There is a small downside:
the Baghdad technician installing this unit and two others in a nearby school
and clinic, fell out of the boat, banged up his head and lost his camera in the
water. City people of Iraq are not notable sailors.
We have replaced the camera.
Additional work accomplished
since last report includes Sterilights installed at village clinics near Karbala
and Falluja, and in a girls’ school in the Yezidi city of Sinjar. Two units
were set up at an abandoned Iraqi military base at Kirkuk, which now serves as
an impoverished, almost functionless refugee encampment. The desolate scene of
this last site is a perfect metaphor for the folly and waste of military
overreach. Americans take note: this could be one day our
desperate citizens in one of our abandoned installations when we have
reduced ourselves to this condition. Perpetual all-spectrum dominance is
melting the credit card.
To top off the above, IWP is
also cooperating with Muslim Peacemaker Teams, Iraq. One co-op filtration unit
has been installed by MPT at an elementary school in Najaf, and another is on
the horizon. Funding for this work is the product of Dr Marcus Erickson’s
speaking engagements and bicycle tour of the west coast, Vancouver to San Diego.
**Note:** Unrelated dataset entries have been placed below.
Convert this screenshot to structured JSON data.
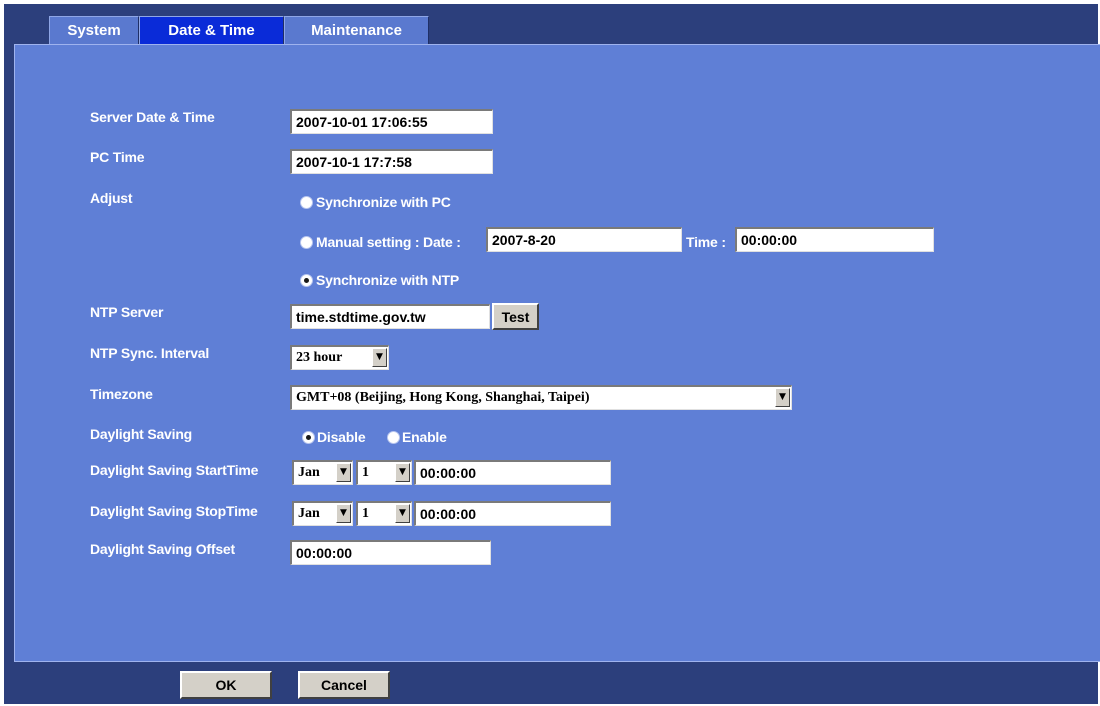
{
  "tabs": [
    {
      "label": "System"
    },
    {
      "label": "Date & Time"
    },
    {
      "label": "Maintenance"
    }
  ],
  "active_tab": "Date & Time",
  "form": {
    "server_datetime": {
      "label": "Server Date & Time",
      "value": "2007-10-01 17:06:55"
    },
    "pc_time": {
      "label": "PC Time",
      "value": "2007-10-1 17:7:58"
    },
    "adjust": {
      "label": "Adjust",
      "sync_pc_label": "Synchronize with PC",
      "manual_label": "Manual setting : Date :",
      "manual_date": "2007-8-20",
      "time_label": "Time :",
      "manual_time": "00:00:00",
      "sync_ntp_label": "Synchronize with NTP",
      "selected": "Synchronize with NTP"
    },
    "ntp_server": {
      "label": "NTP Server",
      "value": "time.stdtime.gov.tw",
      "test_label": "Test"
    },
    "ntp_interval": {
      "label": "NTP Sync. Interval",
      "value": "23 hour"
    },
    "timezone": {
      "label": "Timezone",
      "value": "GMT+08 (Beijing, Hong Kong, Shanghai, Taipei)"
    },
    "daylight_saving": {
      "label": "Daylight Saving",
      "disable_label": "Disable",
      "enable_label": "Enable",
      "selected": "Disable"
    },
    "dst_start": {
      "label": "Daylight Saving StartTime",
      "month": "Jan",
      "day": "1",
      "time": "00:00:00"
    },
    "dst_stop": {
      "label": "Daylight Saving StopTime",
      "month": "Jan",
      "day": "1",
      "time": "00:00:00"
    },
    "dst_offset": {
      "label": "Daylight Saving Offset",
      "value": "00:00:00"
    }
  },
  "buttons": {
    "ok": "OK",
    "cancel": "Cancel"
  },
  "colors": {
    "frame": "#2c3f7c",
    "panel": "#5f7fd6",
    "active_tab": "#0a2bd8",
    "inactive_tab": "#5a79cf",
    "button_face": "#d4d0c8"
  },
  "icons": {
    "dropdown_arrow": "▼"
  }
}
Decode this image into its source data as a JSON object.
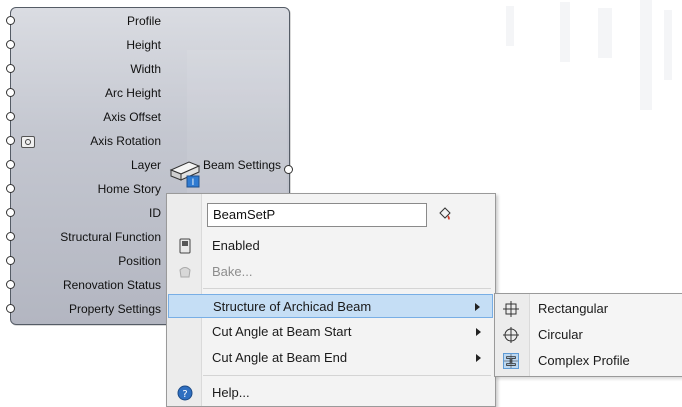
{
  "component": {
    "inputs": [
      {
        "label": "Profile"
      },
      {
        "label": "Height"
      },
      {
        "label": "Width"
      },
      {
        "label": "Arc Height"
      },
      {
        "label": "Axis Offset"
      },
      {
        "label": "Axis Rotation"
      },
      {
        "label": "Layer"
      },
      {
        "label": "Home Story"
      },
      {
        "label": "ID"
      },
      {
        "label": "Structural Function"
      },
      {
        "label": "Position"
      },
      {
        "label": "Renovation Status"
      },
      {
        "label": "Property Settings"
      }
    ],
    "output_label": "Beam Settings",
    "icon": "beam-settings-icon"
  },
  "context_menu": {
    "name_value": "BeamSetP",
    "items": {
      "enabled": "Enabled",
      "bake": "Bake...",
      "structure": "Structure of Archicad Beam",
      "cut_start": "Cut Angle at Beam Start",
      "cut_end": "Cut Angle at Beam End",
      "help": "Help..."
    },
    "highlight_color": "#c5def5"
  },
  "submenu": {
    "items": [
      {
        "label": "Rectangular",
        "icon": "rectangular-icon"
      },
      {
        "label": "Circular",
        "icon": "circular-icon"
      },
      {
        "label": "Complex Profile",
        "icon": "complex-profile-icon",
        "selected": true
      }
    ]
  }
}
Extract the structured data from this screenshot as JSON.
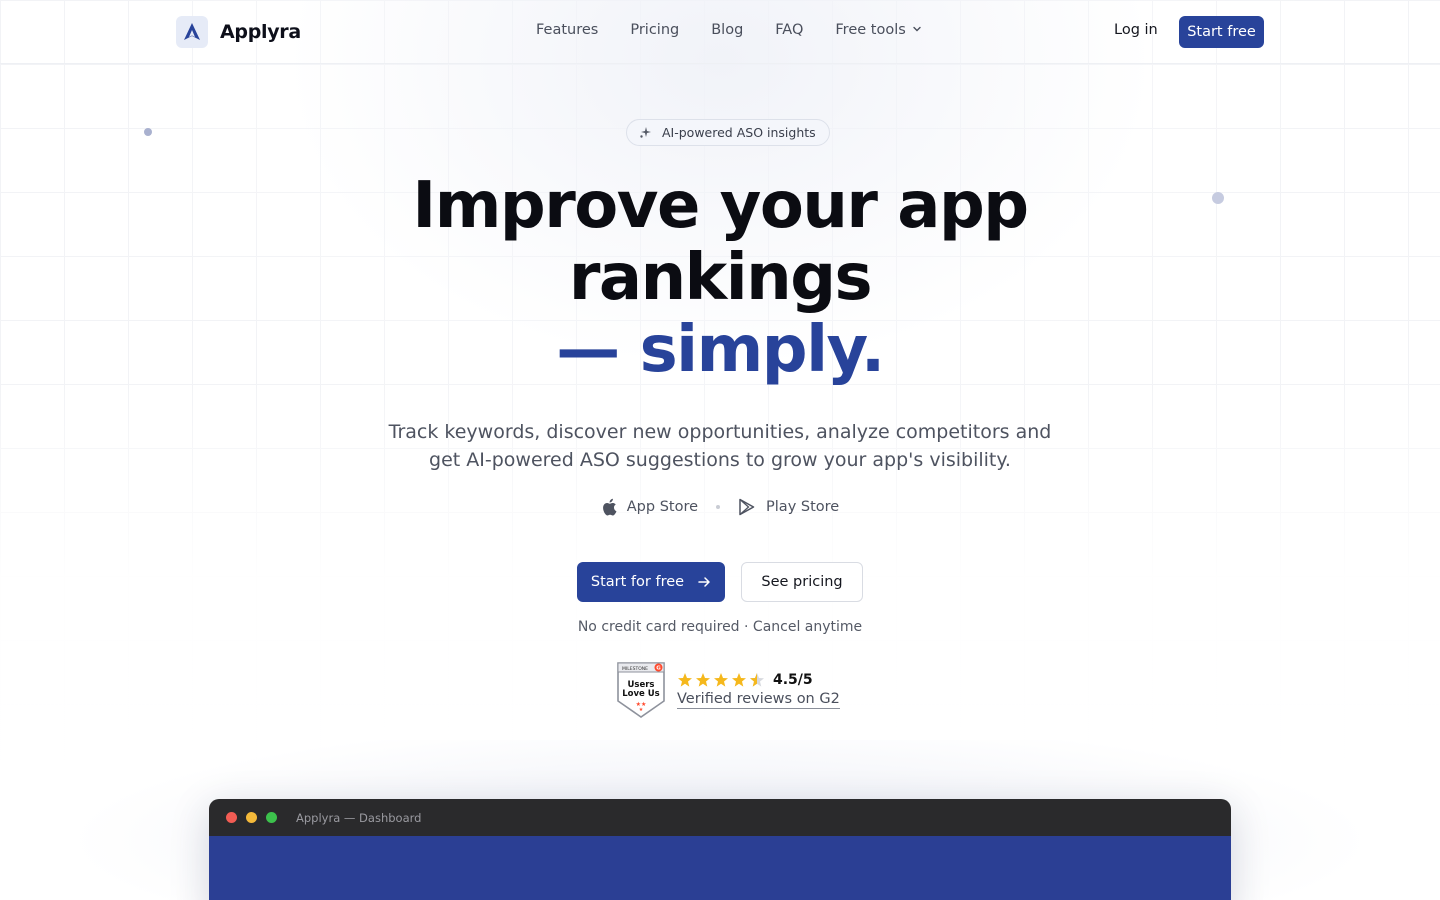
{
  "nav": {
    "brand": "Applyra",
    "links": [
      "Features",
      "Pricing",
      "Blog",
      "FAQ"
    ],
    "free_tools": "Free tools",
    "login": "Log in",
    "start_free": "Start free"
  },
  "hero": {
    "badge": "AI-powered ASO insights",
    "headline_line1": "Improve your app",
    "headline_line2": "rankings",
    "headline_accent": "— simply.",
    "subtitle": "Track keywords, discover new opportunities, analyze competitors and get AI-powered ASO suggestions to grow your app's visibility.",
    "stores": [
      "App Store",
      "Play Store"
    ],
    "cta_primary": "Start for free",
    "cta_secondary": "See pricing",
    "note": "No credit card required · Cancel anytime",
    "rating": "4.5/5",
    "rating_value": 4.5,
    "reviews_link": "Verified reviews on G2",
    "g2_badge_top": "MILESTONE",
    "g2_badge_text": "Users Love Us"
  },
  "preview": {
    "window_title": "Applyra — Dashboard"
  },
  "colors": {
    "brand": "#28439a",
    "text": "#0b0c12",
    "star": "#f5b81c"
  },
  "icons": [
    "logo-icon",
    "chevron-down-icon",
    "sparkle-icon",
    "apple-icon",
    "play-store-icon",
    "arrow-right-icon",
    "star-icon",
    "g2-badge-icon"
  ]
}
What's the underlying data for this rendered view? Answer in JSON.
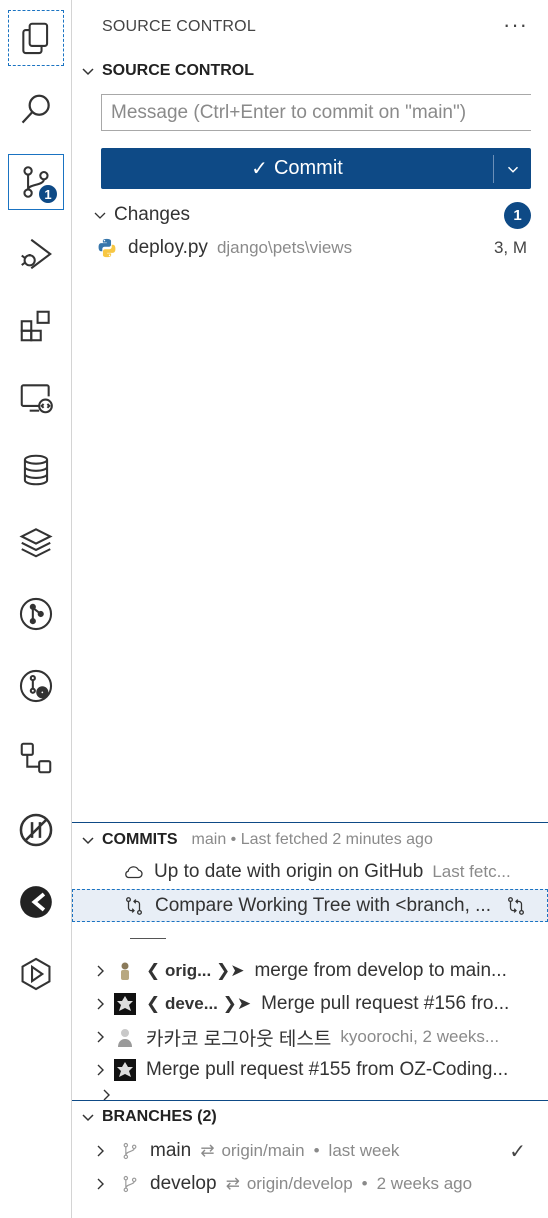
{
  "activity_bar": {
    "items": [
      {
        "name": "explorer"
      },
      {
        "name": "search"
      },
      {
        "name": "source-control",
        "badge": "1"
      },
      {
        "name": "run-debug"
      },
      {
        "name": "extensions"
      },
      {
        "name": "remote-explorer"
      },
      {
        "name": "database"
      },
      {
        "name": "layers"
      },
      {
        "name": "git-graph"
      },
      {
        "name": "git-history"
      },
      {
        "name": "flow"
      },
      {
        "name": "disable"
      },
      {
        "name": "gitlens"
      },
      {
        "name": "play-hex"
      }
    ]
  },
  "panel": {
    "header": "SOURCE CONTROL",
    "more_label": "···"
  },
  "source_control": {
    "title": "SOURCE CONTROL",
    "message_placeholder": "Message (Ctrl+Enter to commit on \"main\")",
    "commit_check": "✓",
    "commit_label": "Commit",
    "changes": {
      "label": "Changes",
      "count": "1",
      "files": [
        {
          "name": "deploy.py",
          "path": "django\\pets\\views",
          "status": "3, M"
        }
      ]
    }
  },
  "commits": {
    "title": "COMMITS",
    "subtitle": "main • Last fetched 2 minutes ago",
    "status_row": {
      "text": "Up to date with origin on GitHub",
      "detail": "Last fetc..."
    },
    "compare_row": {
      "text": "Compare Working Tree with <branch, ..."
    },
    "items": [
      {
        "tag": "❮ orig... ❯➤",
        "message": "merge from develop to main...",
        "detail": ""
      },
      {
        "tag": "❮ deve... ❯➤",
        "message": "Merge pull request #156 fro...",
        "detail": ""
      },
      {
        "tag": "",
        "message": "카카코 로그아웃 테스트",
        "detail": "kyoorochi, 2 weeks..."
      },
      {
        "tag": "",
        "message": "Merge pull request #155 from OZ-Coding...",
        "detail": ""
      }
    ]
  },
  "branches": {
    "title": "BRANCHES (2)",
    "items": [
      {
        "name": "main",
        "arrow": "⇄",
        "remote": "origin/main",
        "dot": "•",
        "time": "last week",
        "current_mark": "✓"
      },
      {
        "name": "develop",
        "arrow": "⇄",
        "remote": "origin/develop",
        "dot": "•",
        "time": "2 weeks ago",
        "current_mark": ""
      }
    ]
  },
  "colors": {
    "accent": "#0e4a86",
    "focus_border": "#1a73c2",
    "muted_text": "#8a8a8a"
  }
}
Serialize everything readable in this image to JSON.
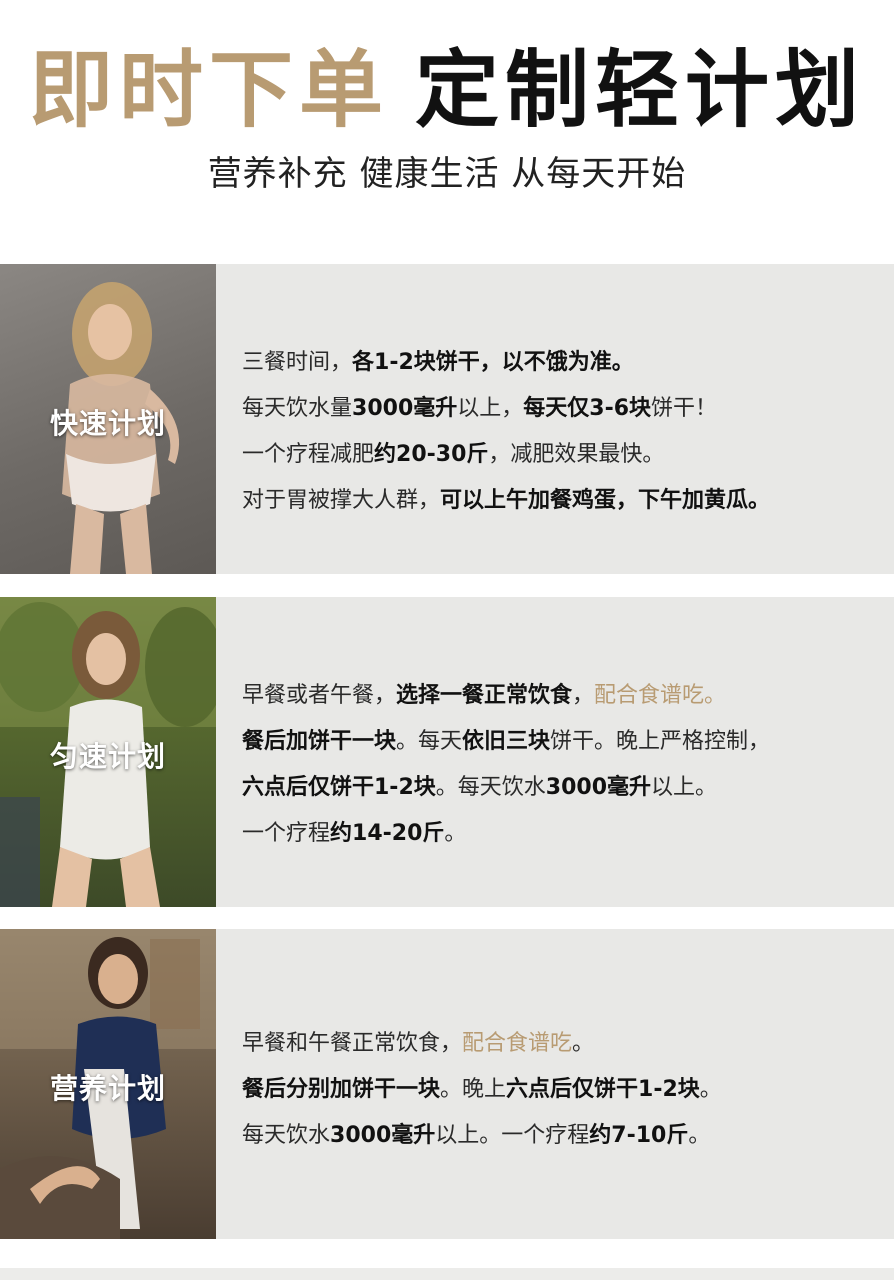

Marcus, who holds a doctor’s degree in ocean science, recently sailed to
Hawaii and back aboard a wind driven junk created from plastic refuse,
his purpose to document and report the contamination of the entire North Pacific
Gyre with imperishable plastic detritus. Talk about a water project. And
now, accompanied by his fiancee, he is speaking to all who will listen about
what is happening to our oceans as a consequence of our squalid abundance. A
related topic of his talks is the dire water situation in Iraq. Money raised
through these events are conduited through our vfp project to Muslim Peacemaker
Teams and schools in the vicinity of Najaf, Iraq. Take a look at www.algalita.org
or www.junkraft.com if you would like to
learn more about Marcus and his interesting organization.
One last thing: Faiza
alAraji, our indispensable Iraqi water engineer friend and accomplice, has put
off her anticipated return to Baghdad. This is, for us at least, good news. Also
through Faiza’s contacts, we now have a way to purchase the Sterilight units
in Iraq itself, instead of Amman, as previously. The new way represent
considerable savings in transportation and border fee costs.
As always, on behalf of the project and the many Iraqis it serves, I thank all donors, supporters, and others interested in this work. And I especially want to thank the dedicated Iraqi technicians in country who often take considerable risks in carrying out the work of IWP. Iraq is still barely teetering on recovery, and as we are the invading and occupying power, our debt to its people will not go away. Ever.